Composable invariants
from ordeal.invariants import no_nan, no_inf, bounded, finite
valid_score = finite & bounded(0, 1)
valid_score(model_output) # raises AssertionError with clear message
Simulation primitives (no-mock testing)
from ordeal.simulate import Clock, FileSystem
clock = Clock()
fs = FileSystem()
service = MyService(clock=clock, fs=fs)
clock.advance(3600) # instant — no real waiting
fs.inject_fault("/data.json", "corrupt") # reads return random bytes
Mutation testing
Validates that your chaos tests actually catch bugs. AST-based operators (arithmetic, comparison, negate, return_none):
from ordeal.mutations import mutate_function_and_test
result = mutate_function_and_test("myapp.scoring.compute", my_tests)
print(result.summary())
# Mutation score: 15/18 (83%)
# SURVIVED L42:8 + -> -
# SURVIVED L67:4 negate if-condition
Fault primitives
from ordeal.faults import io, numerical, timing
io.error_on_call("mod.func") # raise IOError
io.return_empty("mod.func") # return None
io.truncate_output("mod.func", 0.5) # truncate to half length
io.disk_full() # writes fail with ENOSPC
numerical.nan_injection("mod.func") # output becomes NaN
numerical.inf_injection("mod.func") # output becomes Inf
numerical.wrong_shape("mod.func", (1,512), (1,256))
timing.timeout("mod.func", delay=30) # raise TimeoutError
timing.slow("mod.func", delay=2.0) # add real delay
timing.intermittent_crash("mod.func", every_n=3)
timing.jitter("mod.func", magnitude=0.01)
Integrations
Atheris (coverage-guided fuzzing):
from ordeal.integrations.atheris_engine import fuzz
fuzz(my_function, max_time=60) # coverage guides buggify decisions
Schemathesis (API chaos testing):
from ordeal.integrations.schemathesis_ext import chaos_api_test
chaos_api_test("http://localhost:8080/openapi.json", faults=[...])
CLI
ordeal explore # run from ordeal.toml
ordeal explore -c ci.toml -v # custom config, verbose
ordeal explore --max-time 300 --seed 99 # override settings
ordeal replay trace.json # reproduce a failure
ordeal replay --shrink trace.json # minimize a failure trace
Install the CLI globally with uv tool install ordeal or run ephemerally with uvx ordeal explore.
Architecture
ordeal/
├── chaos.py ChaosTest + nemesis + swarm Hypothesis + Jepsen
├── explore.py Coverage-guided explorer Antithesis
├── assertions.py always/sometimes/reachable Antithesis
├── buggify.py Inline fault injection FoundationDB
├── quickcheck.py @quickcheck + boundary bias Jane Street
├── simulate.py Clock, FileSystem Jane Street
├── invariants.py Composable: no_nan & bounded(0,1)

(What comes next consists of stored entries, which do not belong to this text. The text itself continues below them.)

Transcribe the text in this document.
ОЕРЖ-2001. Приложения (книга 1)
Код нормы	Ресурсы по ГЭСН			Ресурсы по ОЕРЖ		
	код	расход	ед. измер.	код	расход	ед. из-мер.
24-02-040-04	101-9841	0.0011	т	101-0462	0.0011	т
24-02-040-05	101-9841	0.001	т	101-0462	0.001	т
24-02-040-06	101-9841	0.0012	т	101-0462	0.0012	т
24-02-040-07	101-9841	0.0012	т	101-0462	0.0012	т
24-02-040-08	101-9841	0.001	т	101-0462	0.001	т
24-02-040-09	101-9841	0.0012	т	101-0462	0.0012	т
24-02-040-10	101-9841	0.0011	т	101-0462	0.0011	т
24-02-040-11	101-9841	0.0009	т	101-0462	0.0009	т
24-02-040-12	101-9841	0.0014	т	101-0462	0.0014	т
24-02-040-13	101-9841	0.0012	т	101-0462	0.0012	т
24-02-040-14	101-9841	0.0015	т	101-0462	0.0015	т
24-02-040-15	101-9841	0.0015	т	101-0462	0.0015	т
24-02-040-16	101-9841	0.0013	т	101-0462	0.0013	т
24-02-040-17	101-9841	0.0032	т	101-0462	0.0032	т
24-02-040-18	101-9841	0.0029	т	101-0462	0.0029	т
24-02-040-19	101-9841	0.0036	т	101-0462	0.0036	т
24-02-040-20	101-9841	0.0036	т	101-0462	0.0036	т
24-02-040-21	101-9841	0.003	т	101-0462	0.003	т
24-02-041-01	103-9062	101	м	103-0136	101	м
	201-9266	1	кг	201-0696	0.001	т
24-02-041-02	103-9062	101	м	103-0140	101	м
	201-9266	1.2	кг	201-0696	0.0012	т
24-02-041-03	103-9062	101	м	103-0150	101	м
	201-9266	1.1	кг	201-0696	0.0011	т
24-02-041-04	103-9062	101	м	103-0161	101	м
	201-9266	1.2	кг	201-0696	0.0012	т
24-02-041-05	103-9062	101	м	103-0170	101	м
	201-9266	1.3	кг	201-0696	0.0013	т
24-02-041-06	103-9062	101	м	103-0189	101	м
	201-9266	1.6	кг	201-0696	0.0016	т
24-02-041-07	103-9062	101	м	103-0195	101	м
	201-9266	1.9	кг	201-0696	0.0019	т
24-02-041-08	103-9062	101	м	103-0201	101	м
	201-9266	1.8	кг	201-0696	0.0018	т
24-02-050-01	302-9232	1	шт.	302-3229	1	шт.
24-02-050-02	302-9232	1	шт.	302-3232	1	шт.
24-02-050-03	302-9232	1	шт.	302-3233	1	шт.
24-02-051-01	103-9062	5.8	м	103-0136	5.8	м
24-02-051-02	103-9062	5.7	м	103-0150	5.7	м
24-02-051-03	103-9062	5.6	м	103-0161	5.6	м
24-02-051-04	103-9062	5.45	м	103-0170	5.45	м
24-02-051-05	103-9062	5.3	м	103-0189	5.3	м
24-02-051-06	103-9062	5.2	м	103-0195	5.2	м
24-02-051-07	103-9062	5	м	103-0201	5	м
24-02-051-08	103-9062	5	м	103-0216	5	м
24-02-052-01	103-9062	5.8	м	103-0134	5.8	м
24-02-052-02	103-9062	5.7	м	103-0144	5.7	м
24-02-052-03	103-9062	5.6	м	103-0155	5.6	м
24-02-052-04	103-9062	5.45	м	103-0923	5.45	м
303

├── mutations.py AST mutation testing Meta ACH
├── trace.py Trace recording + shrinking
├── config.py TOML configuration
├── cli.py ordeal explore / replay
├── plugin.py pytest --chaos
├── strategies.py Adversarial data generation
├── faults/ io, numerical, timing
└── integrations/ atheris, schemathesis
Design constraint
If an LLM can generate a working chaos test from reading source code alone — no implicit knowledge, no undocumented conventions — then it's automatically easy for humans too. The LLM constraint forces clarity: explicit fault registration, declarative rules, zero hidden setup.